Plus exposées aux violences et aux discriminations, les personnes LGBT en France sont plus sujettes au mal-être et aux tentatives de suicide, à l'abus de substances psychoactives ou au renoncement aux soins, selon Santé Publique France, qui prône une meilleure adaptation du système de santé à leurs maux spécifiques.

Les personnes LGBT vont souvent plus mal que les autres, et c'est le plus souvent lié, non pas à leur orientation sexuelle, mais à ce que les autres leur font subir. C'est le principal enseignement de l'étude publiée ce lundi par Santé Publique France, à l'occasion de la "Journée mondiale contre l'homophobie, la transphobie et la biphobie".
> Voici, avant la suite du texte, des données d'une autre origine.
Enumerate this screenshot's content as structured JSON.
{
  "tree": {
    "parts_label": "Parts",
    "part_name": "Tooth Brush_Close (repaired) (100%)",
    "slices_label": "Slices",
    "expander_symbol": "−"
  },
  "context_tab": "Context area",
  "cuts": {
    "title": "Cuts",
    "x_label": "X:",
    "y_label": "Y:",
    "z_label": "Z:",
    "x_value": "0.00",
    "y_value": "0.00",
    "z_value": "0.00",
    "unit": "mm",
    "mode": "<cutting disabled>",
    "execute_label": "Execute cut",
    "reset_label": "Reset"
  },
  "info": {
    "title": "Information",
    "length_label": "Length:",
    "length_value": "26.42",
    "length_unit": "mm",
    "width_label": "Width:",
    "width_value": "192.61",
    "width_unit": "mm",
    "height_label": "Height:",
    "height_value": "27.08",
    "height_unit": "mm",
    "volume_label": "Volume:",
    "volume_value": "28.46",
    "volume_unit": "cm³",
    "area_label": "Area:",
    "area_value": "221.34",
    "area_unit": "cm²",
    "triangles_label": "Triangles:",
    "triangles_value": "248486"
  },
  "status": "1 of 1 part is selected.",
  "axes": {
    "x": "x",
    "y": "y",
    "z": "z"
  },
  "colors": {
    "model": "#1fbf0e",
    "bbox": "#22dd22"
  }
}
Intitulé "Ampleur et impact sur la santé des discriminations et violences vécues par les personnes lesbiennes, gays, bisexuel·le·s et trans (LGBT) en France", le rapport rappelle qu'en 2019, 35 % des personnes concernées ont fait l'expérience d'au moins une forme de discrimination au cours de leur vie. Lesbiennes, gays et bisexuel.les sont deux à trois fois plus exposés à des violences psychologiques, physiques, sexuelles ou verbales que les hétérosexuels. Un phénomène encore plus important chez les personnes trans.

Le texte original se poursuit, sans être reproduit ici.